My question is, what can I use? 
The 'wall' needs to be 12ft long (width of one wall to my wardrobe) and at least 32" high (so that it should be future proof for when Pip's bigger)
It also needs to be able to fold up or roll for easy storage (I was thinking chicken wire- but I don't know if this is sturdy enough to make a wall across my room.

I've looked at runs and pens, but ideally I want him to have access to the biggest space and to be able to go back in his cage (as he goes in to use the toilet, and it means as little disruption for him as possible!)

Another factor in this is money- I've looked online and the best thing suited to my needs is something like this, but folded out straight- 






But I'm not sure if it would be long enough to reach both ends of my room, and they tend to be really overpriced. 


I ideally need to get materials to make this today to let him run around tonight- last night my bunny proofing didn't go so well and he got under my bed and it took an age to get him out again!

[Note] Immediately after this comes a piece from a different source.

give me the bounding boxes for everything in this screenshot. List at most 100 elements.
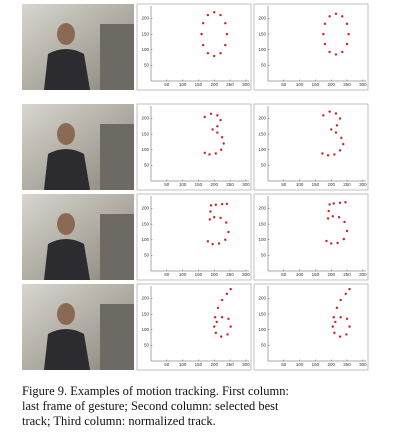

I'm in the UK if it helps, and have access to a Homebase/ Dobbies and B&Q this afternoon 

Thanks guys!
x B


----------



## curiouscarrot (Jun 11, 2013)

Could you just block off under your bed with underbed storage or something like that? Otherwise, you could use plastic garden trellis or aviary mesh with some sort of uprights to attach it to.


----------



## beccabeau (Jun 11, 2013)

Hi curiouscarrot- 
Unfortunately, my bed is a bit of a strange one- the gap is too small for storage boxes (less than 10cm) but ideal for a bunny to hop around under  I might look into the garden trellis idea- I might need to use my ultimate DIY skills for this problem haha!

Thanks x B


----------



## curiouscarrot (Jun 11, 2013)

beccabeau said:


> (less than 10cm)


You could build a box to shove under there? You wouldn't even need to use timber, you could score and fold a cardboard box.


----------



## sgbinky (Jun 11, 2013)

We hook ourselves with connecting dog playpens here. But rabbits can be clever things at times - putting their nose below them to flip them over. We had to use book weights and cable ties for prevention. I hope my two cents worth advice help..


----------



## beccabeau (Jun 11, 2013)

Yeah, I was thinking about getting something that connected (like on hinges) because then it would fold. 
Good call about the weights- my little bun seems to be a tricksy clever thing. No doubt he'd try and tip the frame over!


----------



## Nancy McClelland (Jun 11, 2013)

We got a playpen similar to the picture that folds up when not in use. Extra space when they are out and can be put away under a bed or in a closet.


----------



## Lorelei (Jun 11, 2013)

I would think about making it at least 36" high. I don't know if you have a dwarf rabbit or a larger breed, but mine weighs 7 lbs and can easily clear a 32" gate. I ended getting him a 42" high x-pen which works great. I would look for used dog x-pens at garage sales or on craigslist or the equivalent, and then sterilizing the heck out of them.


----------



## beccabeau (Jun 18, 2013)

Hi all! Thought I would update this thread with what I pulled together to mke my (kinda) finished fence barrier  






(apologies for the state of my room!)


----------



## KeltonB (Jun 18, 2013)

beccabeau said:


> Hi all! Thought I would update this thread with what I pulled together to mke my (kinda) finished fence barrier



That's pretty cool! Is it two separate sections? Looks like one of two panels and one of three panels?


----------



## beccabeau (Jun 18, 2013)

Thanks!

Yeah, there's two there that are overlapping- They're both 3 panels long, and I've got another one in the garden that's still to be finished- it just gives me the flexibility of where Pip runs around. The plan is to be able to cable tie them together and make different shapes of run, depending on how much of my room I want to move around in


----------



## beccabeau (Jun 18, 2013)

and just to show what it looks like when it's not being used.


----------